In March 2025, the Company committed to a plan to sell the original equipment manufacturer (“OEM”) distribution segment of the business (“OEM Plan”). In May 2025, the Company completed the sale of this line of business and is presenting its results of operations within discontinued operations in the current and prior periods presented herein. The OEM distribution segment sourced and sold carrying cases and other accessories for medical monitoring and diagnostic kits as well as a variety of other portable electronic and non-electronic devices to OEMs or their contract manufacturers worldwide, that either packaged our products as accessories “in box” together with their branded product offerings or sold them through their retail distribution channels. The Company did not manufacture any of its OEM products and sourced substantially all of these products from independent suppliers in China, through Forward Industries Asia-Pacific Corporation, a British Virgin Islands corporation (“Forward China”), a related party owned by the Company’s former CEO (see Note 14).

 

Unless otherwise noted, amounts related to these discontinued operations are excluded from the disclosures presented herein. See Note 3 for more information on these discontinued operations. 

 

Liquidity and Going Concern

 

The accompanying consolidated financial statements have been prepared assuming the Company will continue as a going concern, which contemplates, among other things, the realization of assets and satisfaction of liabilities in the ordinary course of business. The Company had an accumulated deficit and working capital of $186,611,000 and $38,498,000, respectively, on September 30, 2025, a net loss of $166,974,000 in Fiscal 2025 and a cash balance of approximately $41.2 million at November 30, 2025.

 

In the prior reporting period, the Company identified certain conditions that raised substantial doubt about its ability to continue as a going concern.
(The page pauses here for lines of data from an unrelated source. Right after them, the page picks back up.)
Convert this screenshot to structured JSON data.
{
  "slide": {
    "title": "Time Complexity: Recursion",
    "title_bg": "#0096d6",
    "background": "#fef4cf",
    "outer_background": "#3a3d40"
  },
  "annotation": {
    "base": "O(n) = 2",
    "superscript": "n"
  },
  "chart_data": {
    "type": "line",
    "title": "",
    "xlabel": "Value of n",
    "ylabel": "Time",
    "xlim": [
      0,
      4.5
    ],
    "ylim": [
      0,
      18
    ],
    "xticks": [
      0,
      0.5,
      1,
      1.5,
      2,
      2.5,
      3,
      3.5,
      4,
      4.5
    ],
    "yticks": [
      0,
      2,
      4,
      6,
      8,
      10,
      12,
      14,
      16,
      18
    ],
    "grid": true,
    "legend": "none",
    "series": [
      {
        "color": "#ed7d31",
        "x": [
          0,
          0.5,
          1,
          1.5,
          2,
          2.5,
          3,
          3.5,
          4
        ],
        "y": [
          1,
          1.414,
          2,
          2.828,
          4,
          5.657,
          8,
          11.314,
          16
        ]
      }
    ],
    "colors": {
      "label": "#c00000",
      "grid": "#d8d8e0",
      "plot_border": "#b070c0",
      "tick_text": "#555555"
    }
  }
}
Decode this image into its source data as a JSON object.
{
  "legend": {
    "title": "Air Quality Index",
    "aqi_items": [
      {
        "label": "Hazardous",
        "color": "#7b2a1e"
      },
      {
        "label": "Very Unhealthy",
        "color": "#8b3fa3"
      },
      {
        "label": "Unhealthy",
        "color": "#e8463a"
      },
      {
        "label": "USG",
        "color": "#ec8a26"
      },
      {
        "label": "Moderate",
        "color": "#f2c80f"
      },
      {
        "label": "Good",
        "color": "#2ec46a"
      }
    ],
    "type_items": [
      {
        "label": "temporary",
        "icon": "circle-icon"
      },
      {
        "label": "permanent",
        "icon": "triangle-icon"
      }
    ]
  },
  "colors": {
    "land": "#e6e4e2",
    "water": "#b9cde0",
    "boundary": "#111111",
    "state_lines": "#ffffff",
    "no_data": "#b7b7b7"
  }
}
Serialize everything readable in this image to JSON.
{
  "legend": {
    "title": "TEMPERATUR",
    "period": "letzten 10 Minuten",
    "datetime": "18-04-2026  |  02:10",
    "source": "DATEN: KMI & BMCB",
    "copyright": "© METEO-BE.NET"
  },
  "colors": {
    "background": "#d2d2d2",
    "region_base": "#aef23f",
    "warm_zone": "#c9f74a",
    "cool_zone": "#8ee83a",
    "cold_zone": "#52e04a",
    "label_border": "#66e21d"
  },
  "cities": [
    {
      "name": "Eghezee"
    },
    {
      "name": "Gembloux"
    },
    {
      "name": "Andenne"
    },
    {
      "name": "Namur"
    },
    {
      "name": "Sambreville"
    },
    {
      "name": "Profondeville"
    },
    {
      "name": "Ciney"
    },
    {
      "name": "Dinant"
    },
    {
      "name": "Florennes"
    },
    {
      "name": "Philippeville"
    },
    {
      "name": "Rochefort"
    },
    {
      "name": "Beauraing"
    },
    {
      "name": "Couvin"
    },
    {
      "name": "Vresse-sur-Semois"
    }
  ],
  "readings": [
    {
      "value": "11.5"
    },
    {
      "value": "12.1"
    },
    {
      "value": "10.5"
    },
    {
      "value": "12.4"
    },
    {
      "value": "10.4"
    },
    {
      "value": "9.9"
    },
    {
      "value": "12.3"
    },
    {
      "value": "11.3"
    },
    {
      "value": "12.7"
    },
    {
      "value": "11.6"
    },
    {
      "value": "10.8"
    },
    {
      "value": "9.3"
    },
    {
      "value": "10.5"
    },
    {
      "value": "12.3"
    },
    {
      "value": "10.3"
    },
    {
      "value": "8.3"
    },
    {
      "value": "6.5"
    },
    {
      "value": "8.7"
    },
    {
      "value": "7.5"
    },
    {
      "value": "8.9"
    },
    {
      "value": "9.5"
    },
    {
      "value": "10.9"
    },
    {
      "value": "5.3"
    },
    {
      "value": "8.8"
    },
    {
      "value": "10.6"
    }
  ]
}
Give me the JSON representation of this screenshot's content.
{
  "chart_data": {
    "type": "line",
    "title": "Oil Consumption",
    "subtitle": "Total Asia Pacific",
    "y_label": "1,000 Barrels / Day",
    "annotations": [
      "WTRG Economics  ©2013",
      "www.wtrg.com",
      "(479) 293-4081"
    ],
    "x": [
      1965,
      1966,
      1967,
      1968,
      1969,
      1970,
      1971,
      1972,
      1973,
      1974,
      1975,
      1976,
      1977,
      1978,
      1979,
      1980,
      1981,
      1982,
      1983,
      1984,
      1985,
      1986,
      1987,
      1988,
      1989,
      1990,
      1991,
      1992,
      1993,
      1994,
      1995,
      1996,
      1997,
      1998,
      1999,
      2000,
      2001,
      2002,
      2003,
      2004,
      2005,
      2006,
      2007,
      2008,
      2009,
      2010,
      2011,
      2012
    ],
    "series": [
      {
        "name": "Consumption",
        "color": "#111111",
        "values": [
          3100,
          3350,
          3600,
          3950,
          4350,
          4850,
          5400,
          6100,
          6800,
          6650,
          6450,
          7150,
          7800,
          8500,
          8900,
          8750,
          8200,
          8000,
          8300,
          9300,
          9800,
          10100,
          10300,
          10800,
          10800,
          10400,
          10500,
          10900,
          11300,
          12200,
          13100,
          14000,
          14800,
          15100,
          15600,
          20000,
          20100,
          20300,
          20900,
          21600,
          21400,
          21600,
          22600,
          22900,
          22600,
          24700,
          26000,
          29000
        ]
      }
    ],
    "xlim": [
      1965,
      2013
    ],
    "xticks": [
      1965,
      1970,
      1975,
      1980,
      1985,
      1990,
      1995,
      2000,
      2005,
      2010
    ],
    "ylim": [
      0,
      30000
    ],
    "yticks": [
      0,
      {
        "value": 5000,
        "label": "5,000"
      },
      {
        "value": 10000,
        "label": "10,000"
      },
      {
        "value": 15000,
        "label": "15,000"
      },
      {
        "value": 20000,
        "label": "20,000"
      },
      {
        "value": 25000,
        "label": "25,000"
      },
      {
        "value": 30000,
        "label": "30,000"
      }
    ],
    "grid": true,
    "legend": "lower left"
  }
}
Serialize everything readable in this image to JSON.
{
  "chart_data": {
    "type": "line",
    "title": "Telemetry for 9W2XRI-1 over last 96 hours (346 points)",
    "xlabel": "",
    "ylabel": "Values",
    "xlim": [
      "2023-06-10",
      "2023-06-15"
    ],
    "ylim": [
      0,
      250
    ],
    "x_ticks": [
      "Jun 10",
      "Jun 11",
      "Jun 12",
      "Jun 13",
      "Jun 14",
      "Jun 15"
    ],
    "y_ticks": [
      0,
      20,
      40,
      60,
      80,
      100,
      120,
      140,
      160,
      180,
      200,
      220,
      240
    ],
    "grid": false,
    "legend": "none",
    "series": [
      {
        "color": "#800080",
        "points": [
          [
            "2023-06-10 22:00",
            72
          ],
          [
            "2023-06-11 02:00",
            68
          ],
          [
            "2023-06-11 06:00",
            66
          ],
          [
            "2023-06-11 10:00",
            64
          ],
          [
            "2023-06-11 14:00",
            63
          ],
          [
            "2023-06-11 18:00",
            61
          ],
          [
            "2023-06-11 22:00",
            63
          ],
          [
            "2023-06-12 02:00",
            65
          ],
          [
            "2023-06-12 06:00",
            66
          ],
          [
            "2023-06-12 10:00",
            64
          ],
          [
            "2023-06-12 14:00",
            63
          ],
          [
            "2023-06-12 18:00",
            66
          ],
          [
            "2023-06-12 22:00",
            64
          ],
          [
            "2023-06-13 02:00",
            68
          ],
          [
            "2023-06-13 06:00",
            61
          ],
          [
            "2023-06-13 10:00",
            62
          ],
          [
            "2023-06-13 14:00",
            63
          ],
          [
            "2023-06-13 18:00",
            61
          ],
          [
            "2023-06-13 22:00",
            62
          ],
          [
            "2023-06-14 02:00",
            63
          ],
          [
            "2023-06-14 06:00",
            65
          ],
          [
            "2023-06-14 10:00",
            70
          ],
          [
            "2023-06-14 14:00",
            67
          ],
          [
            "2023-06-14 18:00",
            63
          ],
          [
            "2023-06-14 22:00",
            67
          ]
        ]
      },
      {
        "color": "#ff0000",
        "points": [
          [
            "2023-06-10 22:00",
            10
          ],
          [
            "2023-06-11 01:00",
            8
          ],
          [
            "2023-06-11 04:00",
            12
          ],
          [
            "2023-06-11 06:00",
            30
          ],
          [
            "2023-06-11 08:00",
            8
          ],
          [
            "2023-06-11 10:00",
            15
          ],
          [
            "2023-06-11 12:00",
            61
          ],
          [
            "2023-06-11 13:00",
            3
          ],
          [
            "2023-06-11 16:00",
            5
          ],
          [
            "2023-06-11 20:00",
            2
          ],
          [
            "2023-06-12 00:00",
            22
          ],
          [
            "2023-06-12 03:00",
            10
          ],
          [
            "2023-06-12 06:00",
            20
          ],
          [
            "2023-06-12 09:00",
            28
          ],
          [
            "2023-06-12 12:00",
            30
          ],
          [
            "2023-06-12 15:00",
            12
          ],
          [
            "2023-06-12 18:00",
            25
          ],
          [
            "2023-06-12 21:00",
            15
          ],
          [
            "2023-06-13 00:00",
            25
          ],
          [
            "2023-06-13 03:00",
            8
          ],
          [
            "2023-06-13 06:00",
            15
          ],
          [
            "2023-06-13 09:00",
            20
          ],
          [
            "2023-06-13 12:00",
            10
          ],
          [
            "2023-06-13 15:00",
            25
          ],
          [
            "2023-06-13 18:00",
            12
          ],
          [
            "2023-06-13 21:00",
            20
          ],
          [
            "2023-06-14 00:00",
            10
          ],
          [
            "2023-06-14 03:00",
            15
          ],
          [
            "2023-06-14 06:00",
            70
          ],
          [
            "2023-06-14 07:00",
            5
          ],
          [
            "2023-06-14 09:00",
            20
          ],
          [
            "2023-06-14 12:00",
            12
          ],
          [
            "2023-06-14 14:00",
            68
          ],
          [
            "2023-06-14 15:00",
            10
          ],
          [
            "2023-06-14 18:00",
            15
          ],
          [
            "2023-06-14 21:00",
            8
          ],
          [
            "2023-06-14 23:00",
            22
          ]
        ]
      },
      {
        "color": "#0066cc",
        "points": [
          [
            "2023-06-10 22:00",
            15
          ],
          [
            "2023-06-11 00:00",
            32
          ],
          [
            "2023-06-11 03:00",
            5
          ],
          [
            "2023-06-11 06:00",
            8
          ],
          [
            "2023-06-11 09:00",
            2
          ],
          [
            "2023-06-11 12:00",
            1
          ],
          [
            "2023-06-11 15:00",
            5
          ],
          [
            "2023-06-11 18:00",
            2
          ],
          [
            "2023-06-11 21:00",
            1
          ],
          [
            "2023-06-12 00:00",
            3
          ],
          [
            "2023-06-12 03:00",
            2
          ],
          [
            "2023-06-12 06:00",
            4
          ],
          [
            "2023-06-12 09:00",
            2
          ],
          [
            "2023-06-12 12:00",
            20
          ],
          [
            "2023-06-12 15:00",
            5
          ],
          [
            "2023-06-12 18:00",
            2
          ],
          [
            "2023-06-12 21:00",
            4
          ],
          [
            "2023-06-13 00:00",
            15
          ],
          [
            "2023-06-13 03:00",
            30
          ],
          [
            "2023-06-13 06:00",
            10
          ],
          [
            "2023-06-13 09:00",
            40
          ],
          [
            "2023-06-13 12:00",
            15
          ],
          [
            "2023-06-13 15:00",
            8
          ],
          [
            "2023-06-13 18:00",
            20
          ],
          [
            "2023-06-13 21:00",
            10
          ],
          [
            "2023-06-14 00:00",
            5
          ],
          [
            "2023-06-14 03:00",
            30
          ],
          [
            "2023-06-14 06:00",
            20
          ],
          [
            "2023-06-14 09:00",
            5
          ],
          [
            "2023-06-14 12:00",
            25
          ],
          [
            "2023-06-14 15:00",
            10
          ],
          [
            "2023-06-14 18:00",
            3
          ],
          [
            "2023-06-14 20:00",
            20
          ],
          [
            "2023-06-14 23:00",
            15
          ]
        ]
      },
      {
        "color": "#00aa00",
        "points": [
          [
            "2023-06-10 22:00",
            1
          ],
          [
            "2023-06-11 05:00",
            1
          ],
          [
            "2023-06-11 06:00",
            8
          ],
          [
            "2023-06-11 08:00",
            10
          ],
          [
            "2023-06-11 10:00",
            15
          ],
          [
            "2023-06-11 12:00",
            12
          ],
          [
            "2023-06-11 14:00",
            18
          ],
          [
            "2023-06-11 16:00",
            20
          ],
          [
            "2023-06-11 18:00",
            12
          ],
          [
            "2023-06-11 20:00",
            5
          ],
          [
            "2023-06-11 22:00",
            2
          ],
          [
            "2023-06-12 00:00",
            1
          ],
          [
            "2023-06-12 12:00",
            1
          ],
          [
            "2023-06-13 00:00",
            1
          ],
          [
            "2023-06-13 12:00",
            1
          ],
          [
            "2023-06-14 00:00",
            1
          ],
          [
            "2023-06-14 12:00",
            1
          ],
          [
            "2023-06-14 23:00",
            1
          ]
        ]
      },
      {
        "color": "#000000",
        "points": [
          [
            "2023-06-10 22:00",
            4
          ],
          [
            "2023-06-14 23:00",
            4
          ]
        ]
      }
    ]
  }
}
These conditions included the loss of a significant customer, the resulting decline in revenues and cash, and recurring operating losses. During the period from May 2025 to September 2025, the Company raised gross proceeds of over $1.65 billion through multiple equity financing transactions (see Note 8). As a result, the Company believes it now has sufficient liquidity to fund anticipated cash requirements for operations and working capital purposes through at least December 2026. As a result, the previously disclosed going concern uncertainty language has been removed as substantial doubt no longer exists regarding the Company’s ability to continue as a going concern.